La réponse, vous l'avez déjà tous. Cette mission est la énième. Les constats sont largement connus. La seule question qui doit prévaloir est la suivante : que faire immédiatement, concrètement, de manière audible pour tous mais centrée sur le terrain ? Nous pourrons tous parler beaucoup, faire tous les constats possibles, mais on tombe toujours du côté où l'on penche, et on ne penche pas du bon côté. Nos collègues attendent des réponses sur le terrain, les moyens d'une prise en charge de qualité et de la bientraitance.

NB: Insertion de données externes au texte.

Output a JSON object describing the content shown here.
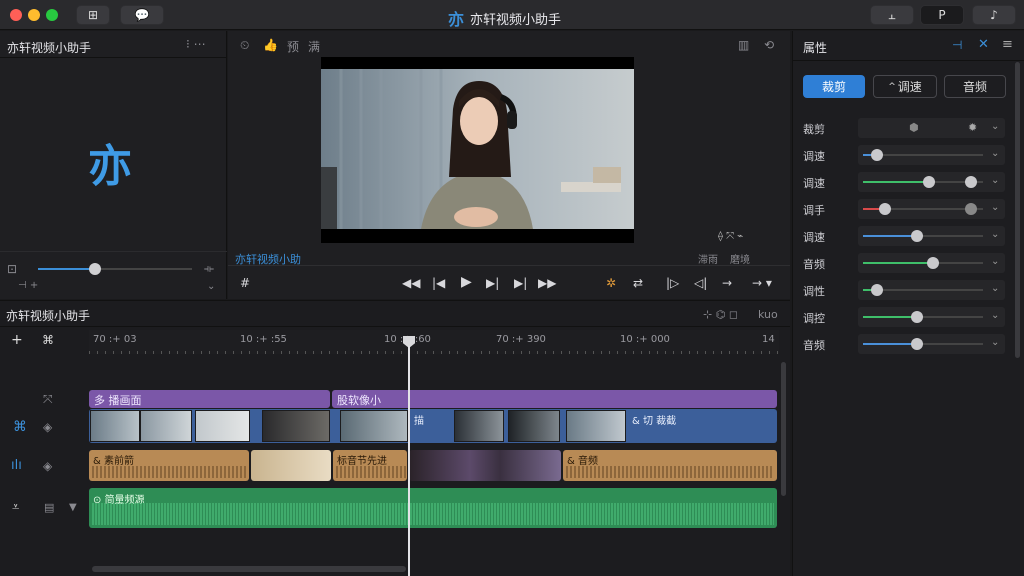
{
  "window": {
    "title": "亦轩视频小助手",
    "logo_glyph": "亦"
  },
  "toolbar": {
    "right_tabs": [
      "⫠",
      "P",
      "♪"
    ]
  },
  "media_panel": {
    "title": "亦轩视频小助手",
    "logo_text": "亦"
  },
  "preview": {
    "header_labels": [
      "预",
      "满"
    ],
    "caption": "亦轩视频小助",
    "right_labels": [
      "滞雨",
      "磨境"
    ]
  },
  "inspector": {
    "title": "属性",
    "tabs": [
      "裁剪",
      "调速",
      "音频"
    ],
    "active_tab": "裁剪",
    "rows": [
      {
        "label": "裁剪",
        "value": 0.5,
        "color": "#4a90d9"
      },
      {
        "label": "调速",
        "value": 0.12,
        "color": "#4a90d9"
      },
      {
        "label": "调速",
        "value": 0.55,
        "color": "#3fbf6a"
      },
      {
        "label": "调手",
        "value": 0.18,
        "color": "#d94a4a"
      },
      {
        "label": "调速",
        "value": 0.45,
        "color": "#4a90d9"
      },
      {
        "label": "音频",
        "value": 0.58,
        "color": "#3fbf6a"
      },
      {
        "label": "调性",
        "value": 0.12,
        "color": "#3fbf6a"
      },
      {
        "label": "调控",
        "value": 0.45,
        "color": "#3fbf6a"
      },
      {
        "label": "音频",
        "value": 0.45,
        "color": "#4a90d9"
      }
    ]
  },
  "timeline": {
    "title": "亦轩视频小助手",
    "timecodes": [
      "70 :+ 03",
      "10 :+ :55",
      "10 :+ :60",
      "70 :+ 390",
      "10 :+ 000",
      "14"
    ],
    "zoom_label": "kuo",
    "purple_clips": [
      "多 播画面",
      "股软像小"
    ],
    "blue_clip_labels": [
      "描",
      "& 切 裁截"
    ],
    "orange_clips": [
      "& 素前箭",
      "标音节先进",
      "& 音频"
    ],
    "green_clip": "简量频源"
  },
  "colors": {
    "accent": "#2f7fd6",
    "clip_purple": "#7b57a8",
    "clip_blue": "#3c5f9a",
    "clip_orange": "#b88a55",
    "clip_green": "#2e8d55"
  }
}
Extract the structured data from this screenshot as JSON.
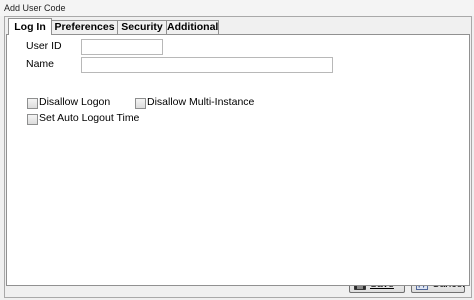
{
  "window": {
    "title": "Add User Code"
  },
  "tabs": [
    {
      "label": "Log In"
    },
    {
      "label": "Preferences"
    },
    {
      "label": "Security"
    },
    {
      "label": "Additional"
    }
  ],
  "form": {
    "user_id_label": "User ID",
    "user_id_value": "",
    "name_label": "Name",
    "name_value": "",
    "checkboxes": [
      {
        "label": "Disallow Logon",
        "checked": false
      },
      {
        "label": "Disallow Multi-Instance",
        "checked": false
      },
      {
        "label": "Set Auto Logout Time",
        "checked": false
      }
    ]
  },
  "buttons": {
    "save_label": "Save",
    "cancel_label": "Cancel"
  },
  "icons": {
    "save": "floppy-disk-icon",
    "cancel": "cancel-f7-icon"
  }
}
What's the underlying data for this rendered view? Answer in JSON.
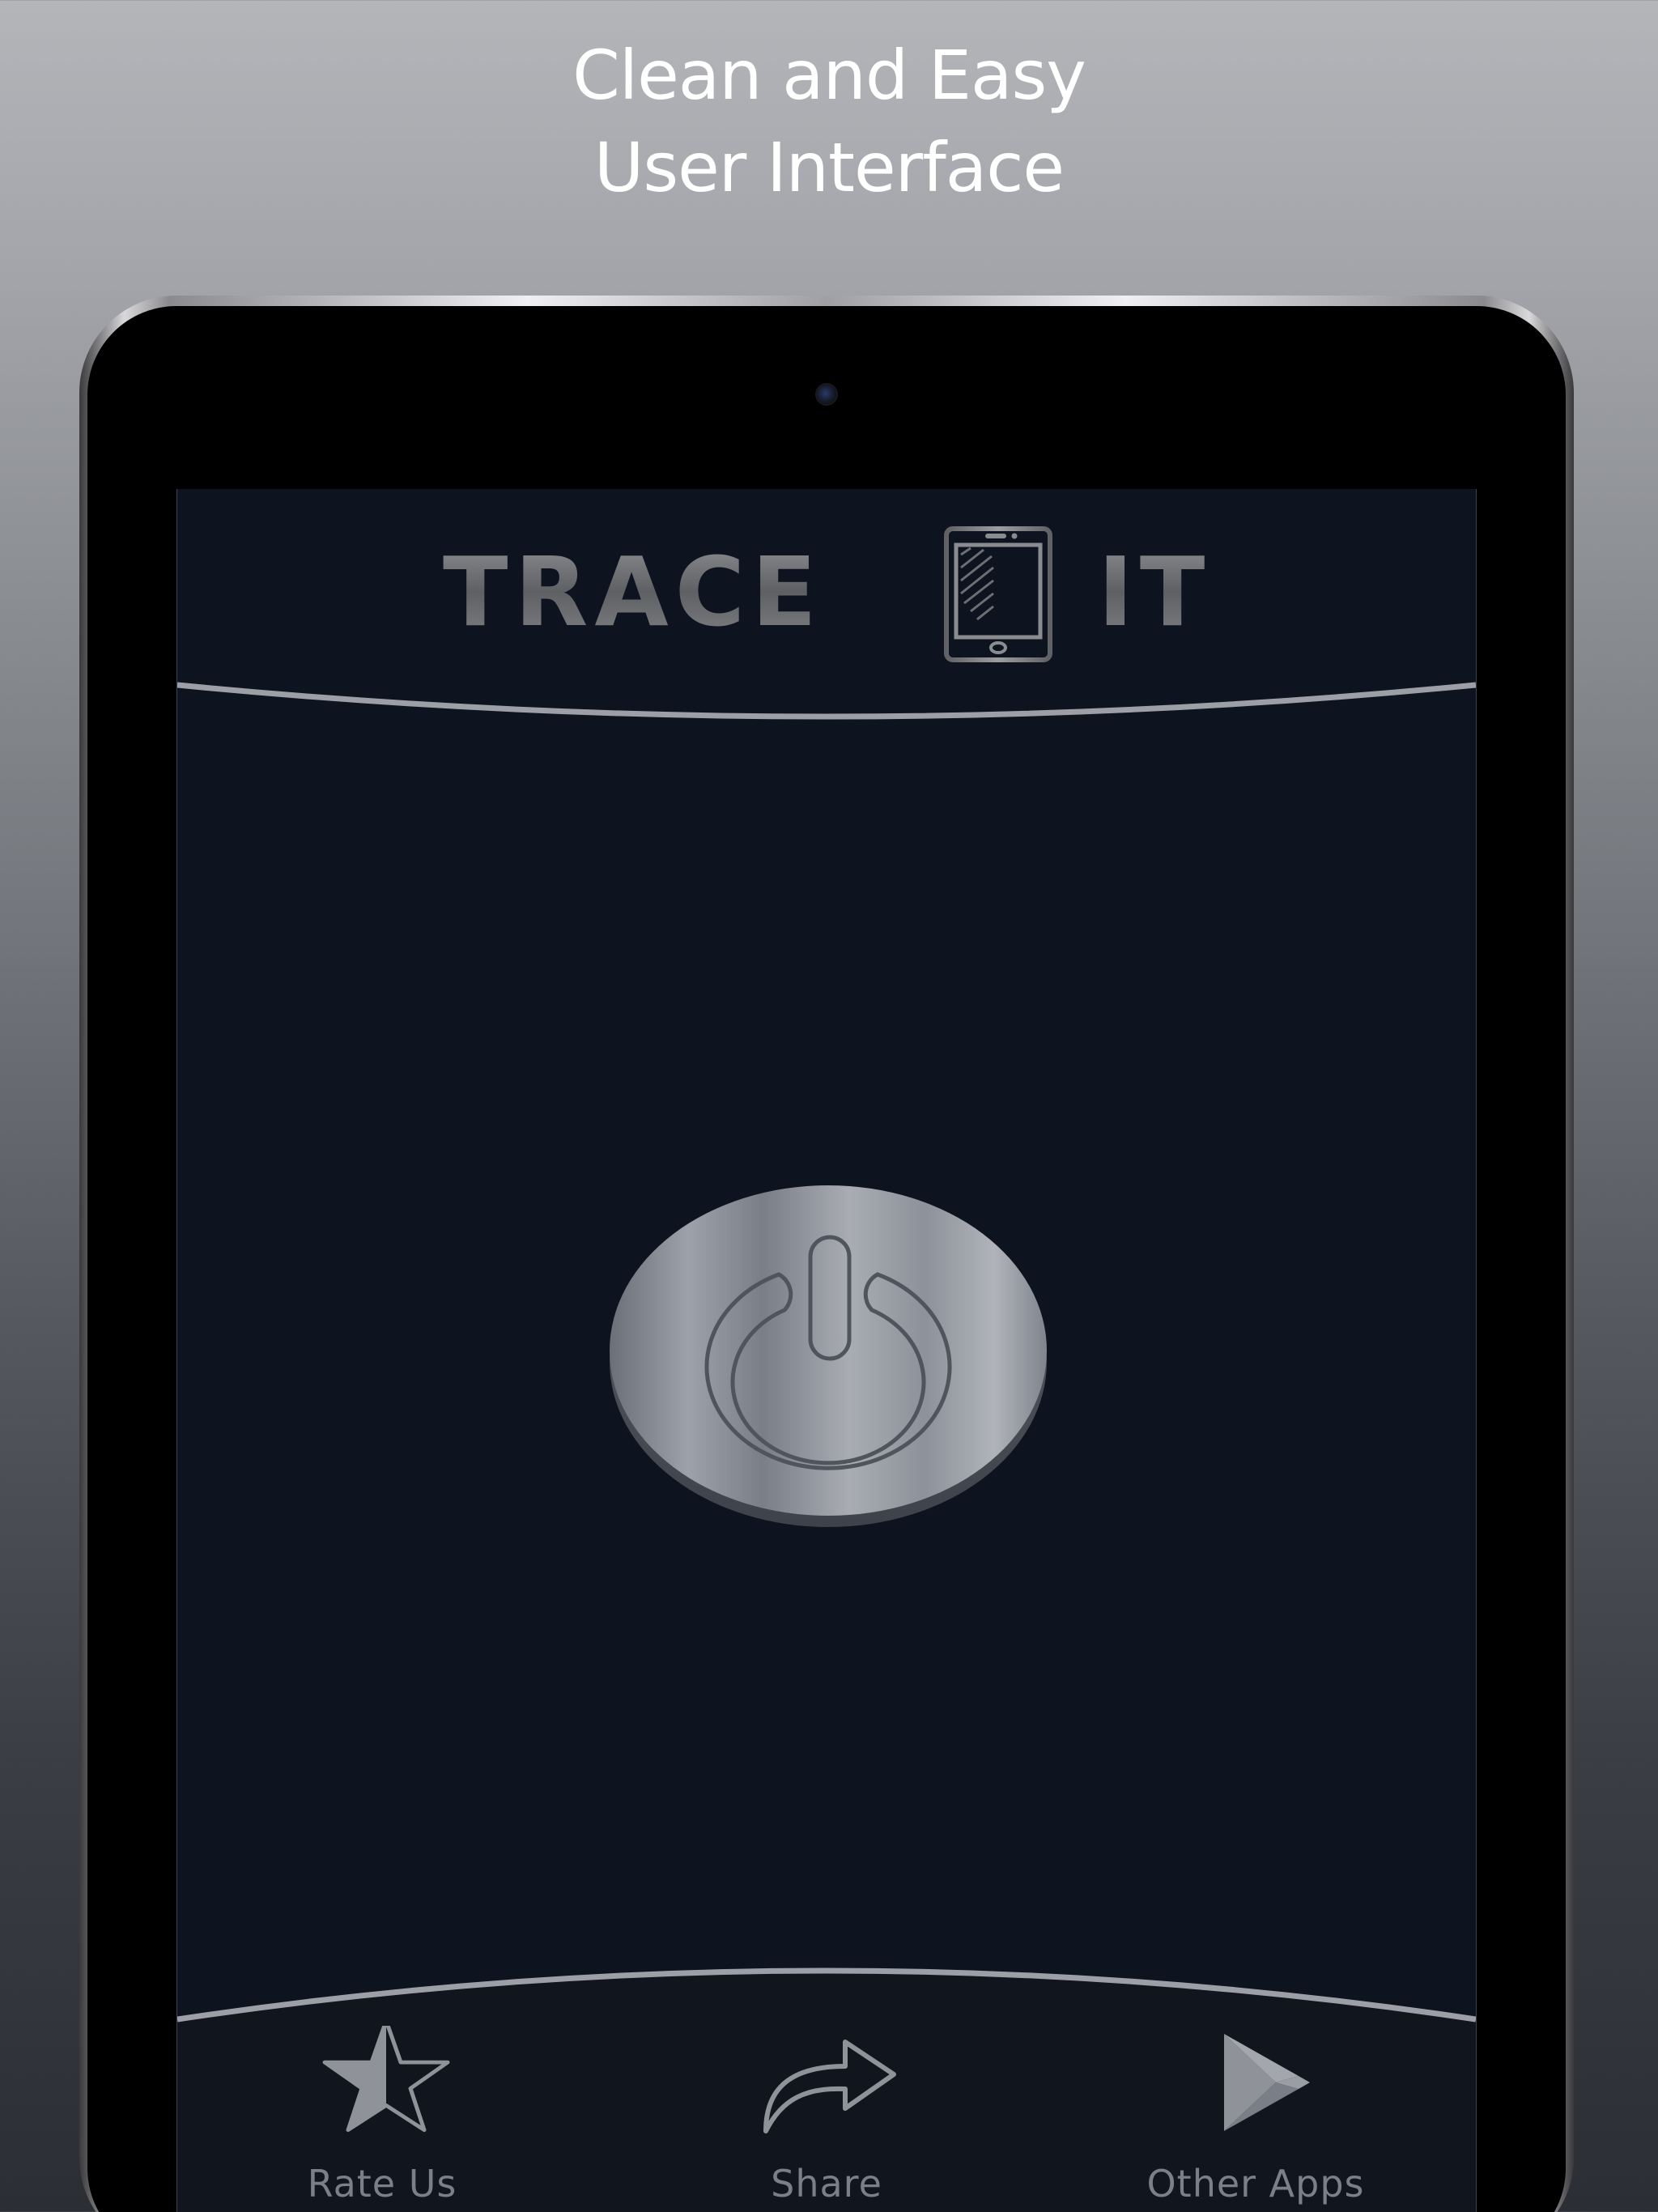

Orpea est un révélateur ; tant mieux ! L'affaire attire à nouveau l'attention sur la prise en charge de la personne âgée. Mais le problème va au‑delà d'Orpea. Si on le limite à ce cas, on passe à côté du sujet. Il importe de revoir l'architecture financière, l'architecture des ressources humaines et d'instaurer les éléments du contrôle : c'est ce qui est attendu sur le terrain, c'est la réponse que vous devez, que nous devons collégialement apporter pour refaire la lumière, accroître la transparence et remettre des soignants au cœur du système au lieu de placer uniquement au sein des EHPAD des gestionnaires – pour ne pas le dire moins élégamment – qui travaillent à partir de tableaux de bord. Ce métier est un métier de l'humain, et l'humain passe par le soignant au cœur du réacteur. C'est lui qui manque. Sans ratios opposables, contraignants, nous n'obtiendrons pas de résultats. Souvenez‑vous de la création, il y a quelques années, de ratios contraignants d'infirmiers anesthésistes diplômés d'État au bloc opératoire : ô miracle, tout à coup, il y en a eu dans tous les blocs opératoires. Voilà ce qui est attendu.